De même, la population urbaine privilégierait l'esthétique à la durabilité? Certes, les changements de mode impliquent un renouvellement de garde-robe. Cela signifie-t-il qu'à chaque fois, il faille se débarrasser des vieux vêtements? Ce n'est là encore pas du tout réaliste... D'autant qu'aujourd'hui, il est fréquent de voir un produit devenir obsolète ou abîmé avant même qu'il ne soit passé de mode, et alors même qu'il coute très cher...

Je suis une consommatrice responsable qui aimerait du durable, comme j'en connais beaucoup d'autres...

Portrait de Anonyme MH13.10.2012

Pour être tout à fait honnête, je pense que certains devraient lire ceci.
http://analyseeconomique.wordpress.com/2012/10/13/obsolescence-programme...

Cette théorie de l'obsolescence programmée n'a en vérité ni queue ni tête.

Portrait de Anonyme Axel08.10.2012

Évidement que l’obsolescence programmée n’est pas une légende.

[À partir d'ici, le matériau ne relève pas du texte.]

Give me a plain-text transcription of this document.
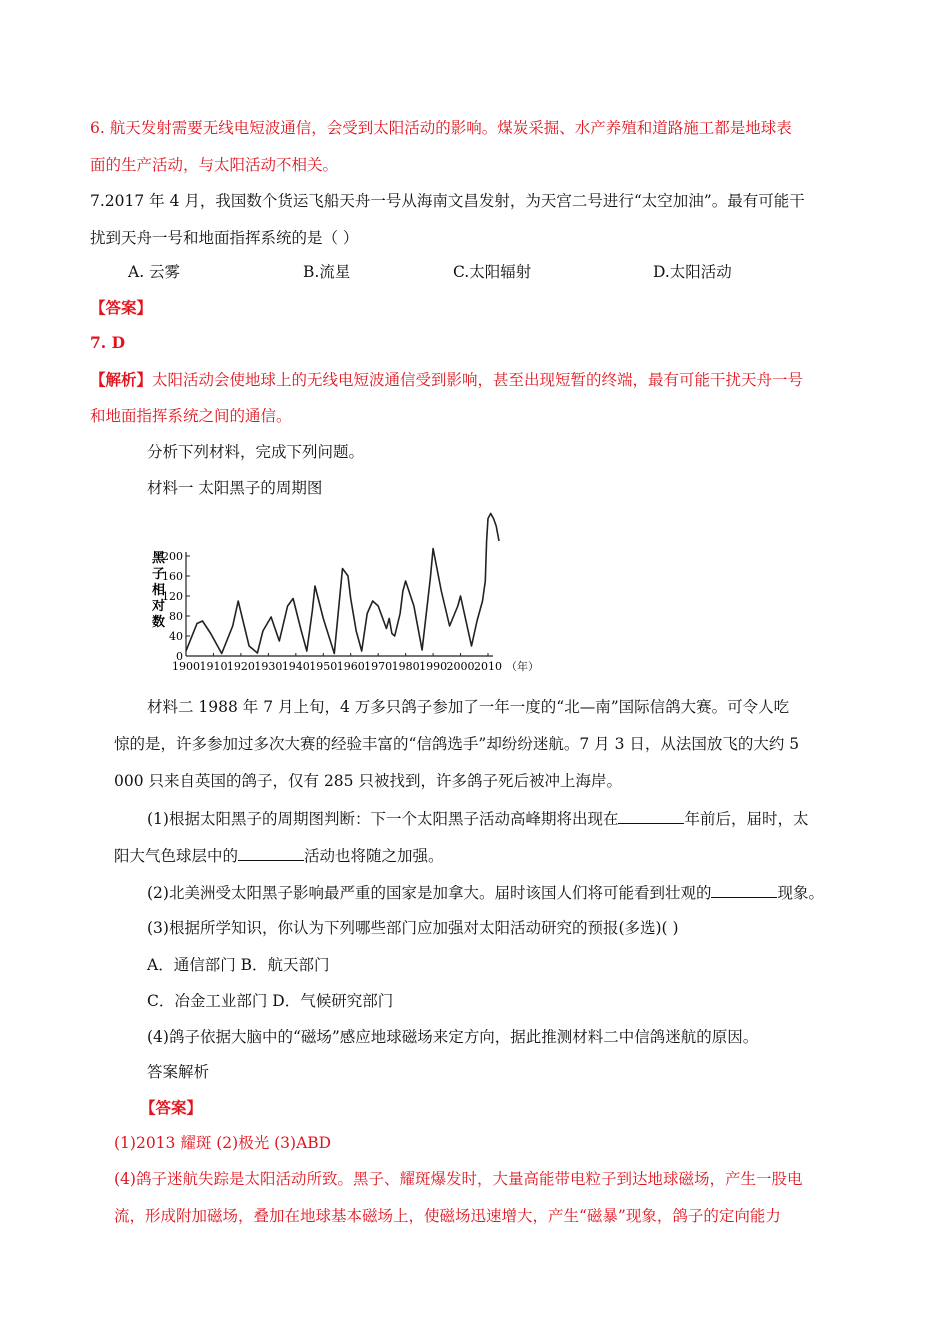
6. 航天发射需要无线电短波通信，会受到太阳活动的影响。煤炭采掘、水产养殖和道路施工都是地球表
面的生产活动，与太阳活动不相关。
7.2017 年 4 月，我国数个货运飞船天舟一号从海南文昌发射，为天宫二号进行“太空加油”。最有可能干
扰到天舟一号和地面指挥系统的是（ ）
A. 云雾	B.流星	C.太阳辐射	D.太阳活动
【答案】
7. D
【解析】太阳活动会使地球上的无线电短波通信受到影响，甚至出现短暂的终端，最有可能干扰天舟一号
和地面指挥系统之间的通信。
分析下列材料，完成下列问题。
材料一 太阳黑子的周期图
黑
子
相
对
数
200
160
120
80
40
0
1900 1910 1920 1930 1940 1950 1960 1970 1980 1990 2000 2010 （年）
材料二 1988 年 7 月上旬，4 万多只鸽子参加了一年一度的“北—南”国际信鸽大赛。可令人吃
惊的是，许多参加过多次大赛的经验丰富的“信鸽选手”却纷纷迷航。7 月 3 日，从法国放飞的大约 5
000 只来自英国的鸽子，仅有 285 只被找到，许多鸽子死后被冲上海岸。
(1)根据太阳黑子的周期图判断：下一个太阳黑子活动高峰期将出现在	年前后，届时，太
阳大气色球层中的	活动也将随之加强。
(2)北美洲受太阳黑子影响最严重的国家是加拿大。届时该国人们将可能看到壮观的	现象。
(3)根据所学知识，你认为下列哪些部门应加强对太阳活动研究的预报(多选)( )
A．通信部门 B．航天部门
C．冶金工业部门 D．气候研究部门
(4)鸽子依据大脑中的“磁场”感应地球磁场来定方向，据此推测材料二中信鸽迷航的原因。
答案解析
【答案】
(1)2013 耀斑 (2)极光 (3)ABD
(4)鸽子迷航失踪是太阳活动所致。黑子、耀斑爆发时，大量高能带电粒子到达地球磁场，产生一股电
流，形成附加磁场，叠加在地球基本磁场上，使磁场迅速增大，产生“磁暴”现象，鸽子的定向能力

Une entreprise fabrique des machines rotatives dans laquelle se trouvent des pièces d’usure.
Dans le cahier des charge, au niveau conception, il est indiqué que lesdites pièces doivent tenir 8000 h au moins, afin d’assurer la période de garantie.
Lors des tests, deux matériaux testés (A et B) ont des durées de vies plutôt différentes pour un coût similaire. A dure en effet à peine plus de 8000 h tandis que B dure bien au-delà de 12 000 h (la différence de prix entre A et B n’est pas significatif au niveau du prix de la machine).
Quel matériau est-il choisi ?
A bien sûr, car on ne va pas ‘tuer’ le marché des pièces de rechange. Quant au matériau B, et bien on le garde pour le jour où la concurrence rendra nécessaire l’augmentation de la durée de garantie.

Portrait de Anonyme Boris07.10.2012

Merci pour cette émission très amusante.
Je me doutais un peu que l'obsolescence programmée était une légende et suis fasciné par la volonté qu'ont beaucoup de gens d'y croire ( du moins si l'on en juge d'après les commentaires). Les documentaires de Marie Monique Robin, truqués et fabriqués à grand coup de "recherche google" provoquent le même genre de réaction dans l'opinion.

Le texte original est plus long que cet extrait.